Aleksey Gurtovoy wrote:
> John Maddock writes:
>
>>>The fact that the change would likely have gone unnoticed if I hadn't been
>>>working on some updates for a client and _known_ that the program
>>>had compiled 26.5 hours ago, and failed 16 hours ago and could chase
>>>down who'd changed what is rather disturbing.
>>>
>>>We _must_ make some changes in how the regression tests are run (or
>>>perhaps how the results are analyzed) if we ever hope to have
>>>reliable stuff going out the door.
>>>
>>>I believe this throws into serious question whether it is reasonable
>>>to expect to do a release of a new version of boost in the immediate
>>>future (starting a freeze in 7 days).
>>
>>I agree, I've just looked into some apparent regex regressions, for
>>example this one: http://tinyurl.com/4g79r was actually fixed in cvs
>>TWO MONTHS AGO! Looking at the old style regression logs that Martin
>>is still posting here:
>>http://boost.sourceforge.net/regression-logs/cs-Linux.html shows that
>>test is actually passing on his system, but the MetaCom postprocessing
>>is showing hopelessly out of date results.

(FWIW, John didn't claim the error is in the postprocessing at your
site, Aleksey. He only said the symptoms become visible there)

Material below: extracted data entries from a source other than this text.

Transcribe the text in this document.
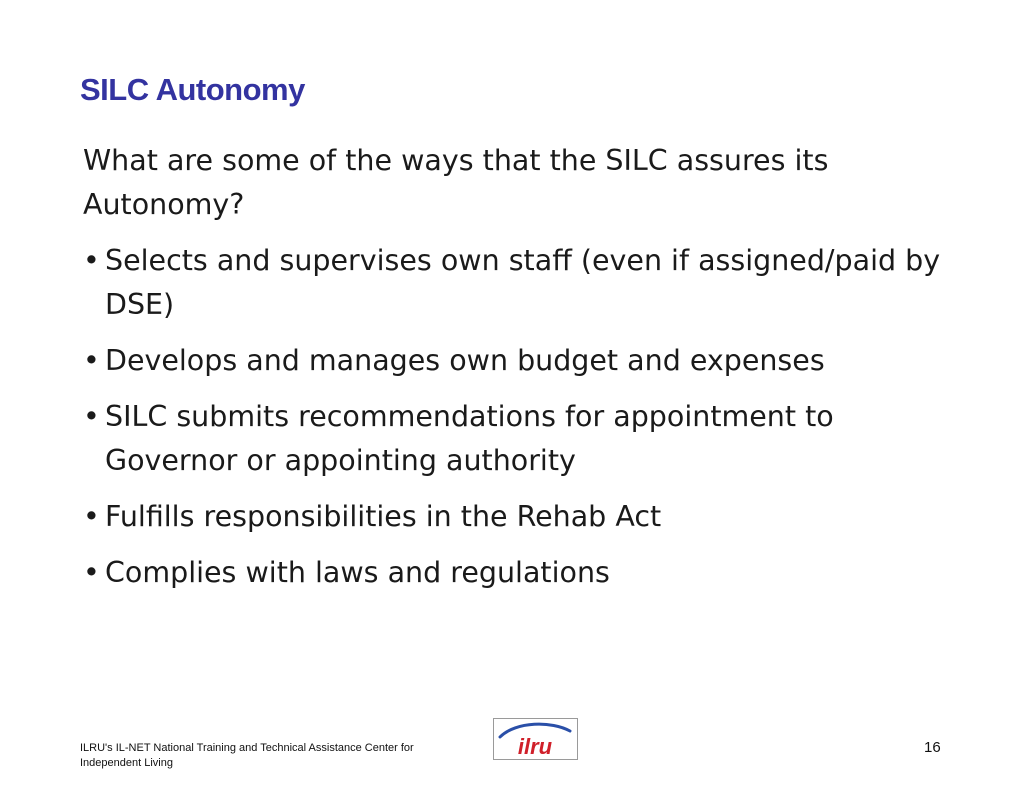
SILC Autonomy

What are some of the ways that the SILC assures its Autonomy?

• Selects and supervises own staff (even if assigned/paid by DSE)
• Develops and manages own budget and expenses
• SILC submits recommendations for appointment to Governor or appointing authority
• Fulfills responsibilities in the Rehab Act
• Complies with laws and regulations
ILRU's IL-NET National Training and Technical Assistance Center for Independent Living
ilru	16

> And why exactly do you think it has something to do with our
> "postprocessing"? The page clearly states that report has been
> generated on "Sat, 09 Apr 2005 00:27:16 +0000", while the results'
> time for compiler output is "2005-02-04 15:01:16 UTC". It takes
> exactly 3 minutes to download and unpack the latest Martin's XML
> from "ftp://fx.meta-comm.com/boost-regression/CVS-HEAD/" and see for
> yourself that the output shown on the results page is precisely the
> output recorded in the XML file Martin uploads to us.
>
>
>>Sorry guys, but something is broken somewhere, and has been for a
>>while by the looks of it, it's currently pretty pointless trying to
>>fix any regressions until we know that any changes will actually be
>>reflected in the posted results...
>
>
> Post the results that are up-to-date, and the reports will reflect it.
>

I think, for John as for other developers, the term "postprocessing"
includes everything that is run after the actual tests were run.
Especially, this includes creating XML and collecting the XML results.

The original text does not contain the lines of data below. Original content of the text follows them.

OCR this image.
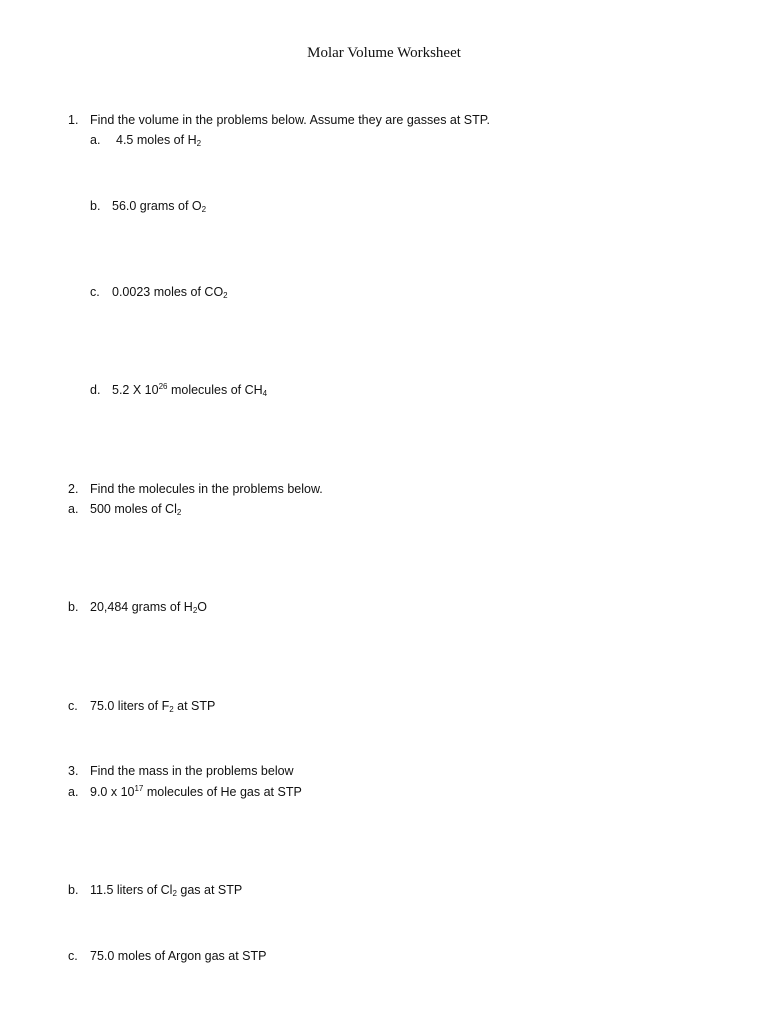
Molar Volume Worksheet
1. Find the volume in the problems below. Assume they are gasses at STP.
a. 4.5 moles of $H_2$
b. 56.0 grams of $O_2$
c. 0.0023 moles of $CO_2$
d. 5.2 X $10^{26}$ molecules of $CH_4$
2. Find the molecules in the problems below.
a. 500 moles of $Cl_2$
b. 20,484 grams of $H_2O$
c. 75.0 liters of $F_2$ at STP
3. Find the mass in the problems below
a. 9.0 x $10^{17}$ molecules of He gas at STP
b. 11.5 liters of $Cl_2$ gas at STP
c. 75.0 moles of Argon gas at STP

Technically, creating the XML is part of the build system and collecting
the results is part of local postprocessing at the testers' sites.

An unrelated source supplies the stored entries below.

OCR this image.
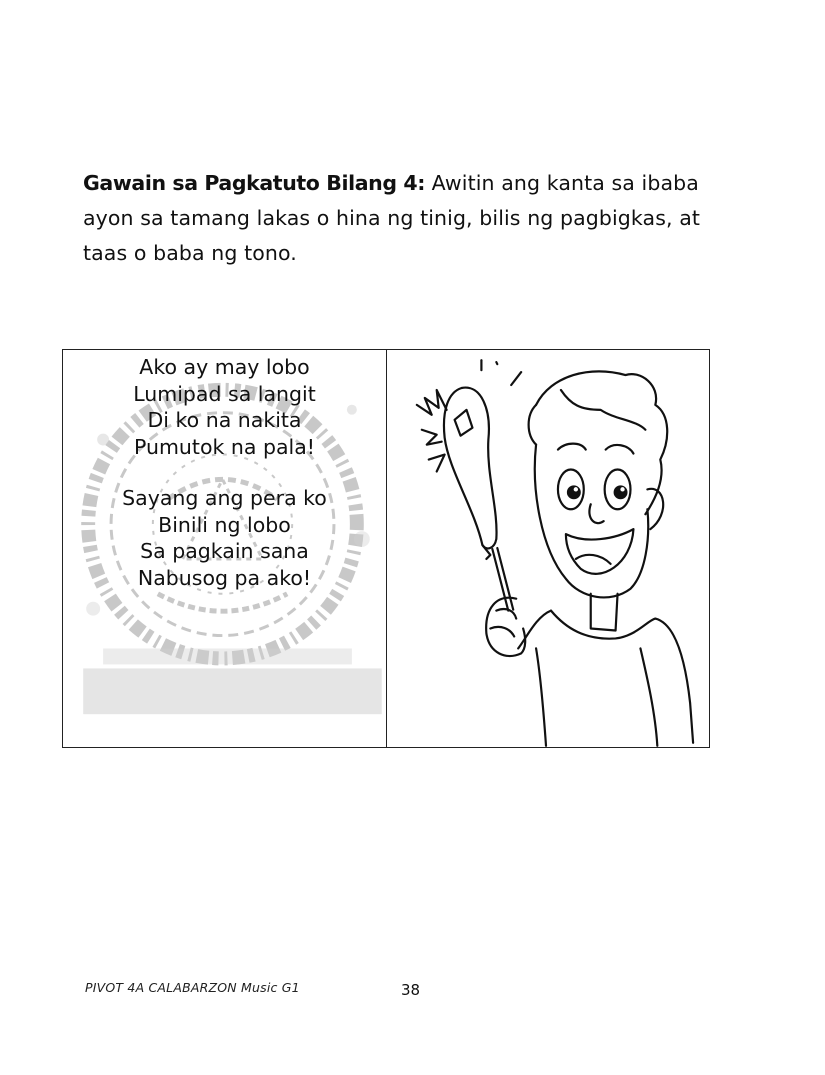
Gawain sa Pagkatuto Bilang 4: Awitin ang kanta sa ibaba ayon sa tamang lakas o hina ng tinig, bilis ng pagbigkas, at taas o baba ng tono.
Ako ay may lobo
Lumipad sa langit
Di ko na nakita
Pumutok na pala!
Sayang ang pera ko
Binili ng lobo
Sa pagkain sana
Nabusog pa ako!
PIVOT 4A CALABARZON Music G1	38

Obviously, one of those two steps went wrong, since the old-style
results look correct.

I have deleted a couple of test results which looked outdated for
various reasons. So, the symptoms should go away for now. However, the
cause stays unknown (and I currently don't have enough time to
investigate this thoroughly).

In the course of this cleanup, I also found out that several tests were
moved, again without notifying the testers. I will stop complaining
about this since the complaints apparently didn't help at all. Please,
understand that I'm unable to sort these things out every day.